Telescopic handler accident at work site

A construction firm hired a telescopic handler from a speciality hiring company. During use, the telehandler tipped over but luckily no one was hurt.


According to the information provided by the user, no specific fault was noted that could explain the accident with the telehandler. Stelliant Loss Adjusting was assigned by the rental company’s insurer, and its loss adjusters visited the site to carry out the investigations.

How Stelliant proceeded

Even before the visit to the work site, the loss adjuster meticulously analysed the case file, examining the declarations of the telehandler user and policyholder. The policyholder was called and advised to put in place initial provisional measures.  

The loss adjuster also sifted through the contractual documents for the hired machinery. The construction firm and the hiring company had signed an additional guarantee covering machinery breakdown. 

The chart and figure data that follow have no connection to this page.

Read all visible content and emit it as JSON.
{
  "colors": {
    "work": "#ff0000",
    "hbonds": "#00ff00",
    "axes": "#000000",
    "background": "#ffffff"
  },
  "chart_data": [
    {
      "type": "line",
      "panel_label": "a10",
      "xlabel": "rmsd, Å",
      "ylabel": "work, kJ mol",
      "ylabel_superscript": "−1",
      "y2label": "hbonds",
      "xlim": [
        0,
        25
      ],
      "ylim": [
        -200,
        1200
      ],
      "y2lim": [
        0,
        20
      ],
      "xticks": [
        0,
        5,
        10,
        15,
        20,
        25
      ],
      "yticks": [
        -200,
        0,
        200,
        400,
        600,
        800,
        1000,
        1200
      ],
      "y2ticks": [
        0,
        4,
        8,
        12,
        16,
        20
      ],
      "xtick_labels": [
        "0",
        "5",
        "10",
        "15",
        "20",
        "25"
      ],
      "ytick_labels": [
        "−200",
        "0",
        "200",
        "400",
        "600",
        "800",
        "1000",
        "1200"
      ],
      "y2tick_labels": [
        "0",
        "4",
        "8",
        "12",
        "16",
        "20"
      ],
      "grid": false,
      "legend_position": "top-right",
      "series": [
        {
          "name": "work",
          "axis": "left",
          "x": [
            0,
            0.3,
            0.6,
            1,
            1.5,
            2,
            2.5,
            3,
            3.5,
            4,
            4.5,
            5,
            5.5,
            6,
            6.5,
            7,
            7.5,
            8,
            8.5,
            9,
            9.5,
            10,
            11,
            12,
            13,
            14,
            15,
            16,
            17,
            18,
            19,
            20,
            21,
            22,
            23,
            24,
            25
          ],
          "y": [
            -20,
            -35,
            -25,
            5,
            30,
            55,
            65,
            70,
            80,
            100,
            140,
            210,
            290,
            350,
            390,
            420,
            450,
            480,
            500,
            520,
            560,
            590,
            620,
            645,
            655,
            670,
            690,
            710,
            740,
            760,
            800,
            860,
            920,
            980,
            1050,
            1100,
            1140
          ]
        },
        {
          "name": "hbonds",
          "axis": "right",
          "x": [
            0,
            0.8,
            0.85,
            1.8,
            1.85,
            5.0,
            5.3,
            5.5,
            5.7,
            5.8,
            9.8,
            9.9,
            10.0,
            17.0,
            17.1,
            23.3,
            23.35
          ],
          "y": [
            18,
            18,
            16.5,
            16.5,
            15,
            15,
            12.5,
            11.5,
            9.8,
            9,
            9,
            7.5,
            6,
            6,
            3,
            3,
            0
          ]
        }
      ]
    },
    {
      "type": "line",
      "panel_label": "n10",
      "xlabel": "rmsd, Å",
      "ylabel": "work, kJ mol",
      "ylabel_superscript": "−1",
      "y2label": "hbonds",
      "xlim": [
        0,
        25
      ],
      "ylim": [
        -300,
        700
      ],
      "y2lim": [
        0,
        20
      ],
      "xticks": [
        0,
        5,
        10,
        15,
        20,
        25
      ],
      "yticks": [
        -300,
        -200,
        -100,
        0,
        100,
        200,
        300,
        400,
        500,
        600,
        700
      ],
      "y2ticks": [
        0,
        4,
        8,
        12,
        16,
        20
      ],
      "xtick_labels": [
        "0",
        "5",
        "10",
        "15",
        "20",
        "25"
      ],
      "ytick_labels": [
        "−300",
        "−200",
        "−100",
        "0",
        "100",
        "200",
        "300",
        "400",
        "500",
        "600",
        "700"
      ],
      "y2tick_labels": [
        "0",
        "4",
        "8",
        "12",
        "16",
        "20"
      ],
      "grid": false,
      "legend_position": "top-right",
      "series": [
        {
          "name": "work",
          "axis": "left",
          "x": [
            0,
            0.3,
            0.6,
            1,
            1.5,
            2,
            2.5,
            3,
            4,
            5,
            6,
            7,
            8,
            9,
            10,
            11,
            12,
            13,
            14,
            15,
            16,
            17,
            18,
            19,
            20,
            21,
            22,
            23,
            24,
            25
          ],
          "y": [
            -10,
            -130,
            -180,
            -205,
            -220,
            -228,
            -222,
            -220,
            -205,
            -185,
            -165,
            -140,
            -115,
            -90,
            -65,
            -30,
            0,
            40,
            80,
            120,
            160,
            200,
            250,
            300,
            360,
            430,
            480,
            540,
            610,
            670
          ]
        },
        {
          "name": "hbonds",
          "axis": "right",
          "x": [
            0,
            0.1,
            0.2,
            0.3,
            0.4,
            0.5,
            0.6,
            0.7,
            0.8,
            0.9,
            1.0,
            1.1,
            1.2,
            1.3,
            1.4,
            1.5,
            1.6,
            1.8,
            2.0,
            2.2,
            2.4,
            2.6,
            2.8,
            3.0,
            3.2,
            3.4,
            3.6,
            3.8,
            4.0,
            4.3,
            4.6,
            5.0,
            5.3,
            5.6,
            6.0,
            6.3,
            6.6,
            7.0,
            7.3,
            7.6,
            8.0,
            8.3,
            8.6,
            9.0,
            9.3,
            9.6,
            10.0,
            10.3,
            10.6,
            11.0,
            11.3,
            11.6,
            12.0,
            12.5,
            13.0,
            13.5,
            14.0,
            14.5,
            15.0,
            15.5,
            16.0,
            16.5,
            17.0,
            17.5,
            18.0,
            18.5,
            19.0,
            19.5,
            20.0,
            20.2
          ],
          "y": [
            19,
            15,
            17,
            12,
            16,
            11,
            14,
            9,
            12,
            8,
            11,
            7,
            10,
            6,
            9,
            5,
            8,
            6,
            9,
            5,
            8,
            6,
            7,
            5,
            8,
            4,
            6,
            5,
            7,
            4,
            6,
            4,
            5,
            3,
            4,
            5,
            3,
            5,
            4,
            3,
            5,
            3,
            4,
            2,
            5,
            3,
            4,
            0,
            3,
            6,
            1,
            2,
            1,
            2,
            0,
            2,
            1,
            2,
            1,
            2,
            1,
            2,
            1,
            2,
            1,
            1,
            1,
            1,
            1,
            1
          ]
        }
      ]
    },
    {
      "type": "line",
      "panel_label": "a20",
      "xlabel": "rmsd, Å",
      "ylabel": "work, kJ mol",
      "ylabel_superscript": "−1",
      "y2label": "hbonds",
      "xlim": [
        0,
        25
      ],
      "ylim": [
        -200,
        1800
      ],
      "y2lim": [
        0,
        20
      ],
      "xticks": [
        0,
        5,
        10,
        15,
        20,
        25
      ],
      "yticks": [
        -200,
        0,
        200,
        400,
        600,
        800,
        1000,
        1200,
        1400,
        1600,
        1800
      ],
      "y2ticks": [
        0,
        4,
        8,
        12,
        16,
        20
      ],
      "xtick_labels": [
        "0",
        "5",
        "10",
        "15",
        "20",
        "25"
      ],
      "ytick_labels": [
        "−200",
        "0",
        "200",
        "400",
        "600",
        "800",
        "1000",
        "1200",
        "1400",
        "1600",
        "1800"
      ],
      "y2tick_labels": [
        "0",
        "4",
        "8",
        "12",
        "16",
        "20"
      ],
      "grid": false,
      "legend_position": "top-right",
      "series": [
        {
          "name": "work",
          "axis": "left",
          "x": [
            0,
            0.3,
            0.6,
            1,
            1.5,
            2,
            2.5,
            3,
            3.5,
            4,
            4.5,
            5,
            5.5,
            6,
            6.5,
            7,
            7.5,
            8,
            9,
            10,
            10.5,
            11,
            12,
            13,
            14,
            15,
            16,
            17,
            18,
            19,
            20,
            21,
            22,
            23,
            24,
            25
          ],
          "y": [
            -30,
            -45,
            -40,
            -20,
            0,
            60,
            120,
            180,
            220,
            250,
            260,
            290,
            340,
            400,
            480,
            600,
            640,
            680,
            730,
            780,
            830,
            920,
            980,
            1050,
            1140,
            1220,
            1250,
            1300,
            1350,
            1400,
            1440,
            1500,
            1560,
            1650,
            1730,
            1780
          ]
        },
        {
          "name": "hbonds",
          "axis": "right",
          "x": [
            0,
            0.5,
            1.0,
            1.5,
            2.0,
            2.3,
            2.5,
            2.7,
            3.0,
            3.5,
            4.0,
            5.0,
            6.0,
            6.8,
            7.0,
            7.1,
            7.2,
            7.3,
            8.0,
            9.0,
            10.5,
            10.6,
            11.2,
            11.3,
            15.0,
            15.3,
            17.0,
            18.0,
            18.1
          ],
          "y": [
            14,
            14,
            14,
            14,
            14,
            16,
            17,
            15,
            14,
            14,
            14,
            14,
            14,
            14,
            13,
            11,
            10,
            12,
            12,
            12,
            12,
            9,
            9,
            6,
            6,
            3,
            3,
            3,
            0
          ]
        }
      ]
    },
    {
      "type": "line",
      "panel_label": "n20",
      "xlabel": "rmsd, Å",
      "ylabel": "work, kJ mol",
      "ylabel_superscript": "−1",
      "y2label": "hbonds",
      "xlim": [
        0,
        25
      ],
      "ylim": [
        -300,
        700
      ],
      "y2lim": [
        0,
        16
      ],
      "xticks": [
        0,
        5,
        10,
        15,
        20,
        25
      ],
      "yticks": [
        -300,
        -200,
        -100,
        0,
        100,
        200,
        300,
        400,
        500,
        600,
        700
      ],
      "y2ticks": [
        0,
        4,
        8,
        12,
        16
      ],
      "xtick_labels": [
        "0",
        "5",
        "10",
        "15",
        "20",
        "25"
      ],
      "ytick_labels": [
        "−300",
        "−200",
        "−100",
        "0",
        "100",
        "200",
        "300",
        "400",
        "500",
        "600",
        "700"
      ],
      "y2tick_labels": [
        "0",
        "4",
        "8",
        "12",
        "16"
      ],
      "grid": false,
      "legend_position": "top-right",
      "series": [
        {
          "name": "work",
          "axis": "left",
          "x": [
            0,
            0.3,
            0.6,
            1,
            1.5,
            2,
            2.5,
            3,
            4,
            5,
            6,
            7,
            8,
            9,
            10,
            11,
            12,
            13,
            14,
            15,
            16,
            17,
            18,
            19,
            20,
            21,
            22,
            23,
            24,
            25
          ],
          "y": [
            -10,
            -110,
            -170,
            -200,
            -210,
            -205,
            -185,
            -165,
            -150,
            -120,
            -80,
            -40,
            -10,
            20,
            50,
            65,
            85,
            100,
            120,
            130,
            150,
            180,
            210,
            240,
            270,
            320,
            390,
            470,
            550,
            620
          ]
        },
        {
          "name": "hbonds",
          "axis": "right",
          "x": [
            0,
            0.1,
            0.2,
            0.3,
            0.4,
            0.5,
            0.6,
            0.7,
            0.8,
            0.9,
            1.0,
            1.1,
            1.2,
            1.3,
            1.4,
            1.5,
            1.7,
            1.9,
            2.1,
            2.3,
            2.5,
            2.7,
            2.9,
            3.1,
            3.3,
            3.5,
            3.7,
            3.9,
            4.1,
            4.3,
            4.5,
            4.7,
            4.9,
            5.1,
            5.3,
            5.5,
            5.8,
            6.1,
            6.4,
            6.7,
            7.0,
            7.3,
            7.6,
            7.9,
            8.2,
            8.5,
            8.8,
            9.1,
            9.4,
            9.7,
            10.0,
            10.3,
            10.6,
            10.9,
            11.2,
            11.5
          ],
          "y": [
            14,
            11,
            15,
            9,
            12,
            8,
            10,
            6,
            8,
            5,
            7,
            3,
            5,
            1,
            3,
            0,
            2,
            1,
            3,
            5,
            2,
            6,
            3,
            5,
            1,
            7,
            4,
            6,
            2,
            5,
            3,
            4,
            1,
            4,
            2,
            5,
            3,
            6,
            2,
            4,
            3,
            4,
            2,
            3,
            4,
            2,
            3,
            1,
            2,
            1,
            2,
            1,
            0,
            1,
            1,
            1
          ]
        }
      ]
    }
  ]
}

Our loss adjuster arrived on location within five hours of the incident. As a specialist in lifting and handling machinery, he started his on-the-ground enquiries, taking visual recordings and studying the photos and information provided. His attention fell on the following points in particular: 

  • Had the machine been moving and/or loaded? 
  • Was the telescopic boom raised? 
  • Were the stabilisers in place? 

Our expert concluded that the machine had been loaded and moving, with its boom extended. After checking the instruction manual of the telehandler and according to what was taught during training for this type of machinery, this sort of use turned out to be prohibited. The telescopic handler accident was a result of not following the instructions of the manufacturer. 

Therefore, the user could not rely on any guarantee in the insurance policy signed with the hiring company as this improper use was excluded. Subsequently, a financial loss adjuster assessed the damages and had the construction company acknowledge the repair cost in order to seek redress from it.